TBS系「3年B組金八先生」などを手がけた脚本家・小山内美江子さん(88)が、エッセー「終活なんてまだまだ早い! 人生は還暦から!」(ヨシモトブックス、税込み1296円)を先月29日に出版した。60歳からボランティア活動を開始。1993年に作ったボランティア団体は25周年になる。「還暦なんて通過点にすぎない」と言い切った小山内さんに、活動を通じて還暦以降を楽しむ秘訣(ひけつ)を聞いた。

 

 還暦と言えば人生の大きな区切り―。そのように考えてしまう人も多いのではないだろうか。還暦には大きな変化が起こるのではないか、そのために何か準備しないといけないのではないか―。しかし、小山内さんはそんな心配を一気に吹き飛ばした。

 

 「還暦は通過点にすぎない。意識したことはなくて、(還暦を迎えても)どうってことなかったわ。まだまだ若い若い。それが素直に本のタイトルになったの。(還暦を含めて)若い人は知恵もあるし、もったいない。終活なんて早い」

 

 そう感じさせたのは、今もなお続ける海外ボランティア。母の死と湾岸危機の日本バッシングがきっかけで、初めて中東のヨルダンに飛び立った。カンボジア、ネパールなどでも活動。1993年、特定非営利活動法人「JHP(JAPAN TEAM OF YOUNG HUMAN POWER)・学校を作る会」を創立。今もなお代表理事を務める。

 

 「これも還暦を過ぎたときから始めたのよ。脚本家としての活動もしながらだったけどね」

 

 小山内さんは活動の醍醐(だいご)味の一つに、若者との一生の出会いを挙げた。日本の学生との活動が活発になり、初めてカンボジアに学校を作った。当時、校庭にブランコを作った話を楽しそうに語る。若い人といると元気をもらえるという。

 

 「若い人と動くと楽しい。いじめちゃうのね。(学校にブランコを作った時)私が『クギを打て』と言ってるのに指を打っちゃうとかね(笑い)。今度はその子がクギが抜けないって。テコの原理を知らなかったのよ。私は『そんなことも知らないの? あなた東大よね?』って平気で言っちゃうの。中学や高校で習うはずなのに。でも、そんなうるさいおばさんがいると、安心するらしいわよ」

 

 このように学生たちをうまく“いじる”。そんな子どもたちとは、今でも付き合いのある素晴らしい関係になっている。

 

 「その時一緒に活動した子は今でも会いに来てくれるのよ。すてきなことよね。今日は会えないけど、生まれた子どもを見せに来てくれたりね。節目節目に会いに来てくれるの」

 

 後悔とはほど遠いところに生きているかのような小山内さん。しかし、後悔先に立たずで、悔いることはある。

 

 「私、今年で88歳でしょ? 次は89歳ですよ。『あの時、聞いとけばよかった』と思うことが多いこと。どんなに頑張っても悔いは残るものよね。『ここで聞きたかったのに』と思うことがあるのよ。だから、今のうちに私に何でも聞いてほしい」

 

 いまでも小山内さんの自宅に泊まりに来る当時のボランティアメンバー。その時には“ニセ娘”たちに惜しみなく話している。

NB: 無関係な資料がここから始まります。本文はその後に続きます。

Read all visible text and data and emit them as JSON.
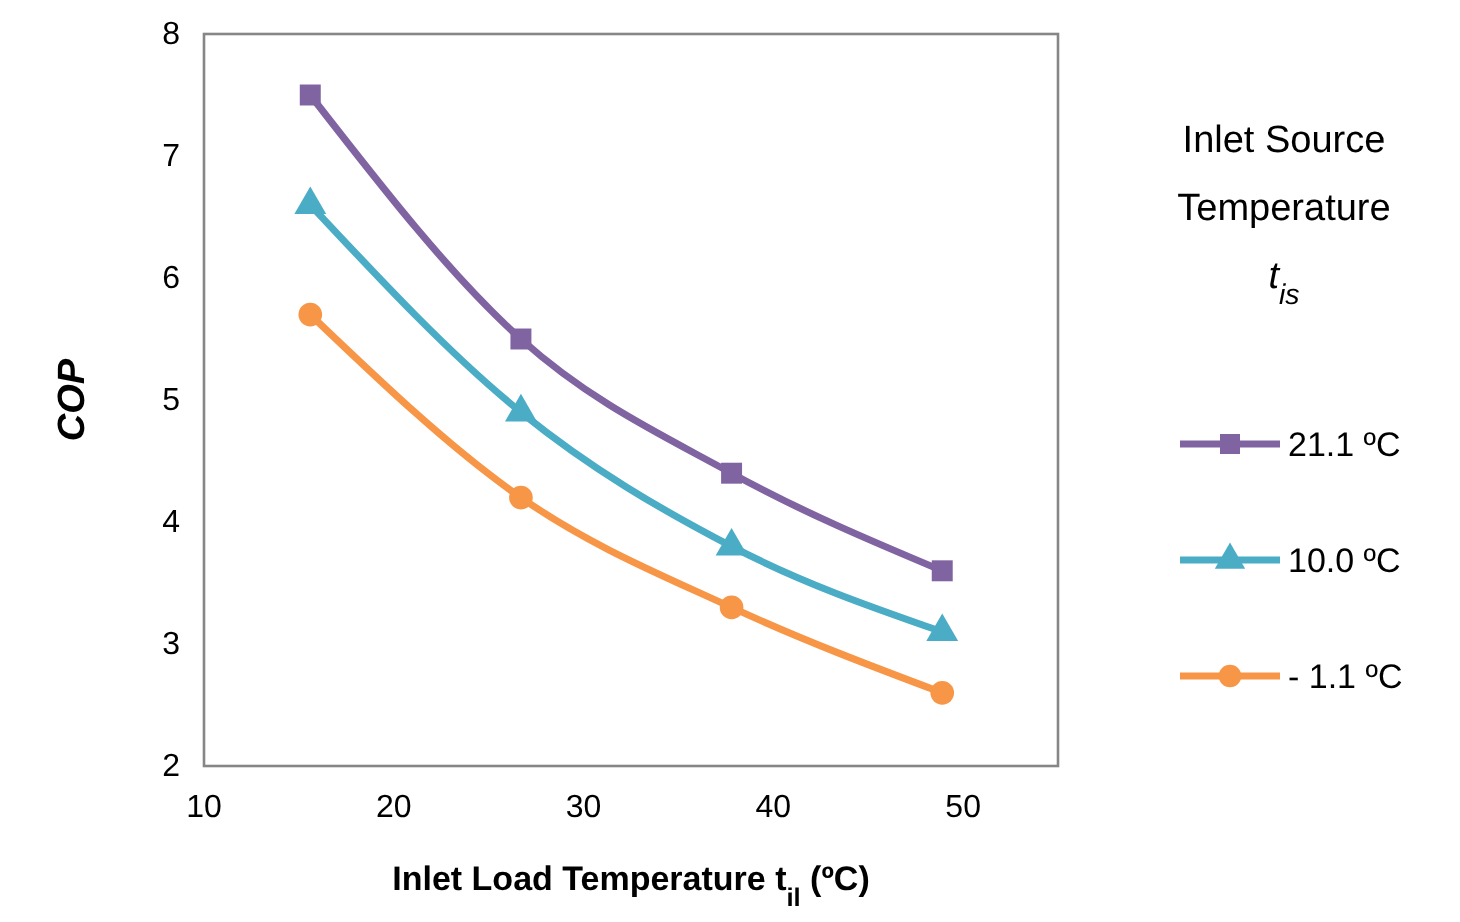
{
  "chart_data": {
    "type": "line",
    "xlabel": "Inlet Load Temperature t$_{il}$ (ºC)",
    "ylabel": "COP",
    "legend_title": "Inlet Source Temperature t$_{is}$",
    "x": [
      15.6,
      26.7,
      37.8,
      48.9
    ],
    "xlim": [
      10,
      55
    ],
    "xticks": [
      10,
      20,
      30,
      40,
      50
    ],
    "ylim": [
      2,
      8
    ],
    "yticks": [
      2,
      3,
      4,
      5,
      6,
      7,
      8
    ],
    "grid": false,
    "legend": "right",
    "line_style": "solid",
    "series": [
      {
        "name": "21.1 ºC",
        "color": "#8064a2",
        "marker": "square",
        "values": [
          7.5,
          5.5,
          4.4,
          3.6
        ]
      },
      {
        "name": "10.0 ºC",
        "color": "#4bacc6",
        "marker": "triangle",
        "values": [
          6.6,
          4.9,
          3.8,
          3.1
        ]
      },
      {
        "name": "- 1.1 ºC",
        "color": "#f79646",
        "marker": "circle",
        "values": [
          5.7,
          4.2,
          3.3,
          2.6
        ]
      }
    ]
  }
}
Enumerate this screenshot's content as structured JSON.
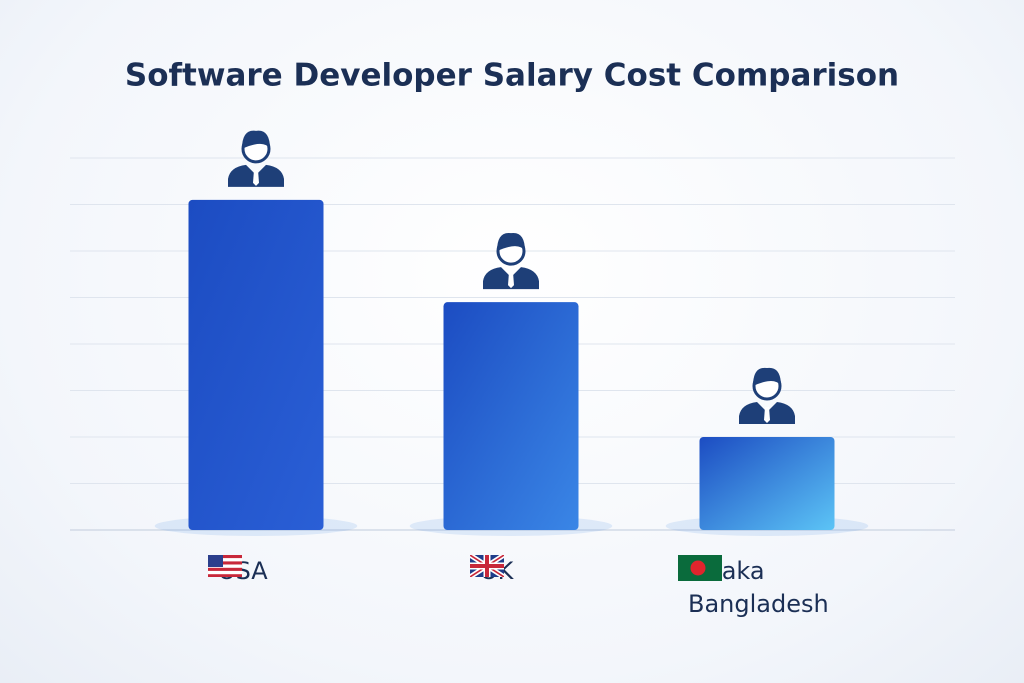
{
  "chart_data": {
    "type": "bar",
    "title": "Software Developer Salary Cost Comparison",
    "categories": [
      "USA",
      "UK",
      "Dhaka Bangladesh"
    ],
    "values": [
      7.1,
      4.9,
      2.0
    ],
    "colors": [
      "#2a5fd6",
      "#3a86e6",
      "#5cc4f6"
    ],
    "ylim": [
      0,
      8
    ],
    "yticks": [
      1,
      2,
      3,
      4,
      5,
      6,
      7,
      8
    ],
    "grid": true
  }
}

そんな小山内さんが最後に残してくれた言葉は達観していた。

 

 「なるべく面白がって生きましょうよ。父は『あっという間に生きていきたい』と言って本当にすぐに亡くなっちゃって。兄はつまずいて転んで、弟分たちが起こそうとしたら死んでいたのよ。面白くなくても、来る時に(最後の日は)いきなり来るわけだから」

 

 ◆小山内 美江子(おさない・みえこ)1930年1月8日、神奈川県横浜市生まれ。88歳。神奈川県鶴見高等女学校卒。51年東京スクリプター協会会員として映画製作に参加。62年NHKテレビ指定席「残りの幸福」でシナリオライターとしてデビュー。TBS系「3年B組金八先生」やNHK大河ドラマ「徳川家康」「翔ぶが如く」などを手がけた。還暦からヨルダン、カンボジア、ネパールなどでボランティア活動を開始。93年に「JHP・学校をつくる会」を設立し、世界を股にかけたボランティア活動に取り組んでいる。